The accounting rate of return (ARR) for Palmer Corp.'s new equipment investment is 52.6%, calculated by dividing the annual increase in net income after tax by the average investment cost and multiplying by 100.

Step-by-step explanation:

To calculate the accounting rate of return (ARR) for Palmer Corp.'s potential purchase of new equipment, the formula \(ARR = \left(\frac{\text{Average Annual Profit}}{\text{Initial Investment}}\right) \times 100\) is used. The relevant figures for the calculation are:

- Initial Investment: $525,000

- Anticipated Annual Increase in Net Income after Tax: $141,750

- Estimated Salvage Value at the End of Equipment's Life: $14,000

The average investment over the equipment's lifespan is calculated as the midpoint between the initial cost and the salvage value:

\[ \text{Average Investment} = \frac{\text{Initial Investment} + \text{Salvage Value}}{2} \]

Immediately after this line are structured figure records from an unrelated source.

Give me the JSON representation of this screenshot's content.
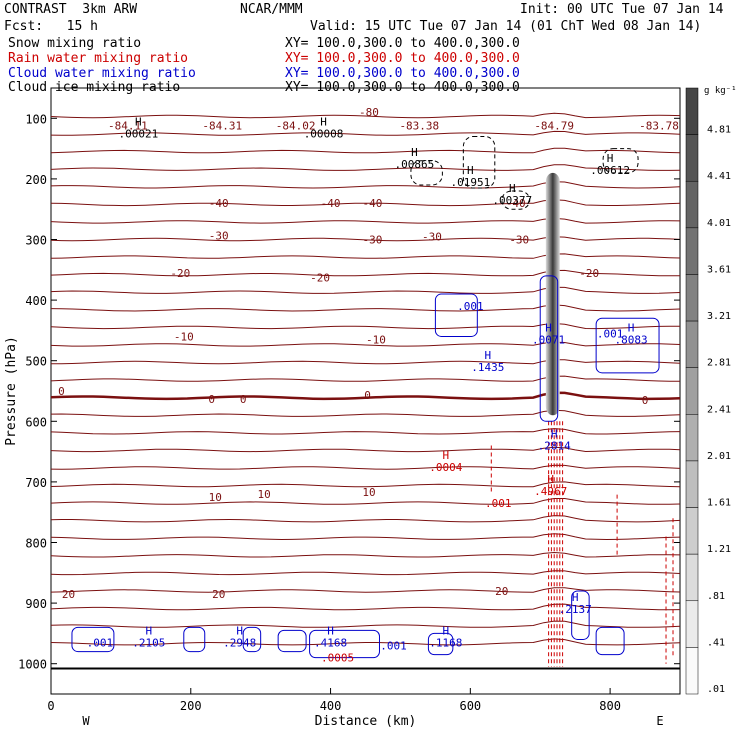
{
  "header": {
    "left_title": "CONTRAST  3km ARW",
    "center_title": "NCAR/MMM",
    "init": "Init: 00 UTC Tue 07 Jan 14",
    "fcst": "Fcst:   15 h",
    "valid": "Valid: 15 UTC Tue 07 Jan 14 (01 ChT Wed 08 Jan 14)",
    "fields": [
      {
        "label": "Snow mixing ratio",
        "xy": "XY= 100.0,300.0 to 400.0,300.0",
        "color": "#000000"
      },
      {
        "label": "Rain water mixing ratio",
        "xy": "XY= 100.0,300.0 to 400.0,300.0",
        "color": "#cc0000"
      },
      {
        "label": "Cloud water mixing ratio",
        "xy": "XY= 100.0,300.0 to 400.0,300.0",
        "color": "#0000cc"
      },
      {
        "label": "Cloud ice mixing ratio",
        "xy": "XY= 100.0,300.0 to 400.0,300.0",
        "color": "#000000"
      }
    ]
  },
  "chart_data": {
    "type": "contour",
    "xlabel": "Distance (km)",
    "ylabel": "Pressure (hPa)",
    "xlim": [
      0,
      900
    ],
    "ylim": [
      1050,
      50
    ],
    "x_ticks": [
      0,
      200,
      400,
      600,
      800
    ],
    "y_ticks": [
      100,
      200,
      300,
      400,
      500,
      600,
      700,
      800,
      900,
      1000
    ],
    "x_end_labels": {
      "left": "W",
      "right": "E"
    },
    "colorbar": {
      "unit": "g kg⁻¹",
      "labels": [
        "4.81",
        "4.41",
        "4.01",
        "3.61",
        "3.21",
        "2.81",
        "2.41",
        "2.01",
        "1.61",
        "1.21",
        ".81",
        ".41",
        ".01"
      ]
    },
    "temperature_contours": {
      "color": "#7b1010",
      "labels": [
        {
          "text": "-84.11",
          "x": 110,
          "p": 112
        },
        {
          "text": "-84.31",
          "x": 245,
          "p": 112
        },
        {
          "text": "-84.02",
          "x": 350,
          "p": 112
        },
        {
          "text": "-80",
          "x": 455,
          "p": 90
        },
        {
          "text": "-83.38",
          "x": 527,
          "p": 112
        },
        {
          "text": "-84.79",
          "x": 720,
          "p": 112
        },
        {
          "text": "-83.78",
          "x": 870,
          "p": 112
        },
        {
          "text": "-40",
          "x": 240,
          "p": 240
        },
        {
          "text": "-40",
          "x": 400,
          "p": 240
        },
        {
          "text": "-40",
          "x": 460,
          "p": 240
        },
        {
          "text": "-40",
          "x": 665,
          "p": 240
        },
        {
          "text": "-30",
          "x": 240,
          "p": 293
        },
        {
          "text": "-30",
          "x": 460,
          "p": 300
        },
        {
          "text": "-30",
          "x": 545,
          "p": 295
        },
        {
          "text": "-30",
          "x": 670,
          "p": 300
        },
        {
          "text": "-20",
          "x": 185,
          "p": 355
        },
        {
          "text": "-20",
          "x": 385,
          "p": 363
        },
        {
          "text": "-20",
          "x": 770,
          "p": 355
        },
        {
          "text": "-10",
          "x": 190,
          "p": 460
        },
        {
          "text": "-10",
          "x": 465,
          "p": 465
        },
        {
          "text": "0",
          "x": 15,
          "p": 550
        },
        {
          "text": "0",
          "x": 230,
          "p": 563
        },
        {
          "text": "0",
          "x": 275,
          "p": 563
        },
        {
          "text": "0",
          "x": 453,
          "p": 557
        },
        {
          "text": "0",
          "x": 850,
          "p": 565
        },
        {
          "text": "10",
          "x": 235,
          "p": 725
        },
        {
          "text": "10",
          "x": 305,
          "p": 720
        },
        {
          "text": "10",
          "x": 455,
          "p": 717
        },
        {
          "text": "20",
          "x": 25,
          "p": 885
        },
        {
          "text": "20",
          "x": 240,
          "p": 885
        },
        {
          "text": "20",
          "x": 645,
          "p": 880
        }
      ]
    },
    "highs": [
      {
        "text": "H",
        "value": ".00021",
        "x": 125,
        "p": 125,
        "color": "#000000"
      },
      {
        "text": "H",
        "value": ".00008",
        "x": 390,
        "p": 125,
        "color": "#000000"
      },
      {
        "text": "H",
        "value": ".00865",
        "x": 520,
        "p": 175,
        "color": "#000000"
      },
      {
        "text": "H",
        "value": ".01951",
        "x": 600,
        "p": 205,
        "color": "#000000"
      },
      {
        "text": "H",
        "value": ".00377",
        "x": 660,
        "p": 235,
        "color": "#000000"
      },
      {
        "text": "H",
        "value": ".00612",
        "x": 800,
        "p": 185,
        "color": "#000000"
      },
      {
        "text": "",
        "value": ".001",
        "x": 600,
        "p": 410,
        "color": "#0000cc"
      },
      {
        "text": "H",
        "value": ".1435",
        "x": 625,
        "p": 510,
        "color": "#0000cc"
      },
      {
        "text": "H",
        "value": ".0071",
        "x": 712,
        "p": 465,
        "color": "#0000cc"
      },
      {
        "text": "",
        "value": ".001",
        "x": 800,
        "p": 455,
        "color": "#0000cc"
      },
      {
        "text": "H",
        "value": ".8083",
        "x": 830,
        "p": 465,
        "color": "#0000cc"
      },
      {
        "text": "H",
        "value": ".2814",
        "x": 720,
        "p": 640,
        "color": "#0000cc"
      },
      {
        "text": "H",
        "value": ".0004",
        "x": 565,
        "p": 675,
        "color": "#cc0000"
      },
      {
        "text": "",
        "value": ".001",
        "x": 640,
        "p": 735,
        "color": "#cc0000"
      },
      {
        "text": "H",
        "value": ".4967",
        "x": 715,
        "p": 715,
        "color": "#cc0000"
      },
      {
        "text": "H",
        "value": ".2137",
        "x": 750,
        "p": 910,
        "color": "#0000cc"
      },
      {
        "text": "",
        "value": ".001",
        "x": 70,
        "p": 965,
        "color": "#0000cc"
      },
      {
        "text": "H",
        "value": ".2105",
        "x": 140,
        "p": 965,
        "color": "#0000cc"
      },
      {
        "text": "H",
        "value": ".2948",
        "x": 270,
        "p": 965,
        "color": "#0000cc"
      },
      {
        "text": "H",
        "value": ".4168",
        "x": 400,
        "p": 965,
        "color": "#0000cc"
      },
      {
        "text": "",
        "value": ".0005",
        "x": 410,
        "p": 990,
        "color": "#cc0000"
      },
      {
        "text": "",
        "value": ".001",
        "x": 490,
        "p": 970,
        "color": "#0000cc"
      },
      {
        "text": "H",
        "value": ".1168",
        "x": 565,
        "p": 965,
        "color": "#0000cc"
      }
    ]
  }
}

\[ \text{Average Investment} = \frac{$525,000 + $14,000}{2} = $269,500 \]

Now, substitute these values into the ARR formula:

\[ ARR = \left(\frac{\text{Anticipated Annual Increase in Net Income after Tax}}{\text{Average Investment}}\right) \times 100 \]

\[ ARR = \left(\frac{$141,750}{$269,500}\right) \times 100 \]

Therefore, the accounting rate of return (ARR) for Palmer Corp.'s new equipment purchase is approximately 52.6%. This percentage represents the anticipated return on the average investment over the equipment's lifespan, providing insights into the profitability of the investment.